Pedalate belle rotonde
Salire per restare soli. Spingere più forte degli altri sempre per restare soli. Andare alla conquista della vetta, laddove dimorano gli dèi. Perché ascendere in bici è sempre spiare con lo sguardo, frugare nell’Olimpo, sondarvi una qualche disponibilità, una benevolenza. Ma non tanto e non solo quello. Restare a spellarsi l’anima sulla roccia spellata. Quando ti chiedono chi te lo fa fare? rispondere di rivolgere la stessa domanda agli asceti, anacoreti e mistici di ogni ordine e grado che vanno a rinchiudersi in una grotta. E se non ne vedono il nesso allora aggiungere che sono cattofascisti di prima grandezza.

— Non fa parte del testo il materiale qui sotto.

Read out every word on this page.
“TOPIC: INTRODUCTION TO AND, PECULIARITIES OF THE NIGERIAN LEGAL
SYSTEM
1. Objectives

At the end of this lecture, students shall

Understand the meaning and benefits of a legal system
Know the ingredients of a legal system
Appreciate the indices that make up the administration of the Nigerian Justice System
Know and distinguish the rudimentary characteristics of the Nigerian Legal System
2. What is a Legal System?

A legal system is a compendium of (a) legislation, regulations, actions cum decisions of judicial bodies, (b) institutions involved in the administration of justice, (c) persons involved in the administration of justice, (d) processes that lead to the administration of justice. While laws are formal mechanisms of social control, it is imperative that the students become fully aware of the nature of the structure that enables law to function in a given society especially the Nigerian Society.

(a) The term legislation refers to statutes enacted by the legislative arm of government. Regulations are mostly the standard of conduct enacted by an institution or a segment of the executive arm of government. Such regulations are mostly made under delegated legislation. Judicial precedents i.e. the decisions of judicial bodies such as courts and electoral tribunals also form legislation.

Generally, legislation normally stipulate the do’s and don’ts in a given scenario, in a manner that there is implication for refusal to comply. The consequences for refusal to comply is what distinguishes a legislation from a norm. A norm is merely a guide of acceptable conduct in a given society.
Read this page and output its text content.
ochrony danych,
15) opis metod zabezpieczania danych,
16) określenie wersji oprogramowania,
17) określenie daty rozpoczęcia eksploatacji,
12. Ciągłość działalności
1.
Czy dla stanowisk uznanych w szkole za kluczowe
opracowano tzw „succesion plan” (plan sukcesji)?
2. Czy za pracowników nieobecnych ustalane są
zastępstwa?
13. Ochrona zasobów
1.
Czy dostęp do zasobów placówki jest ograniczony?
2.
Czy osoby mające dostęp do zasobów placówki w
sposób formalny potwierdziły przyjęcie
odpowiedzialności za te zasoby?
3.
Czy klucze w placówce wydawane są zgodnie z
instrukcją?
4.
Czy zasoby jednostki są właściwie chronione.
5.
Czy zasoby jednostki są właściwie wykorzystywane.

E poi d’improvviso l’Olimpo non è più l’Olimpo ma è San Giovanni Rotondo. I tornanti ti stanno conducendo giusto verso Santa Maria delle Grazie. Nelle testa ti stanno scorrendo dei fotogrammi nei quali ci sono pellegrini accaldati che ghermiscono altri fotogrammi attraverso i loro cellulari lampeggianti sulle spoglie di padre Pio. Mai ti rassegnerai a chiamarlo San Pio. L’acido lattico ha rotto gli argini: le immaginette, le statue a grandezza naturale, i grani di rosario, i libri sul frate, sono veleni nel sangue che i muscoli potrebbero rifiutarsi di smaltire. I polmoni bruciano come vi fosse stata scolata dentro una manciata di sabbia. Allora ti ricordi del fazzoletto che porti sempre con te. Ce l’hai nella tasca sul dorsale. Quello che tutti i devoti che sono stati a San Giovanni Rotondo conservano. Nel convento del frate, dopo aver visitato la cella dove spirò, si passa in un’altra stanza, quella in genere più affollata. Sofferenti di varia natura si accalcano attorno a una vetrina. Un garbuglio di cerotti, garza e ovatta imbrattati di sangue e un fazzoletto, ben spiegato dietro il vetro, con una macchia nerastra al centro che si stempera in un più ampio alone affumicato su tutta la superficie restante del cotone. Non ricordi bene: era forse l’espettorato di Padre Pio? Quando sei lì devi sfoderarne uno tuo, di fazzoletto, e passarlo più volte sul vetro, strofinarlo e baciarlo subito dopo. E conservarlo come fosse quel che di più caro al mondo ti è mai stato concesso di possedere. Quel fazzoletto adesso lo usi per asciugarti il sudore sulla faccia. E speri ingenuamente che lenisca la tua fatica di ciclista. Sotto le infinite arcate della chiesa nuova vedesti lei tra i banchi, di fianco al marito e al figlioletto. Quanto la amavi. Quanti muri avresti scalato in bici per la rabbia di averla persa? Lo vedi che hai ancora la forza di scattare qui, su questo colle proibitivo? Ogni volta che giri un tornante puoi guardare giù, vedere una striscia di terra piatta come un tavoliere. Si srotola dal rocchetto sul quale sei salito. Ti piace? La vedi come si ondula in lontananza? Come ventilata, increspata di Murge. È la Puglia che vorrebbe riavvolgersi attorno alla bobina di roccia che ti stai sciroppando. Ti piace? E sotto la terra è matta come un cavallo e mezzo.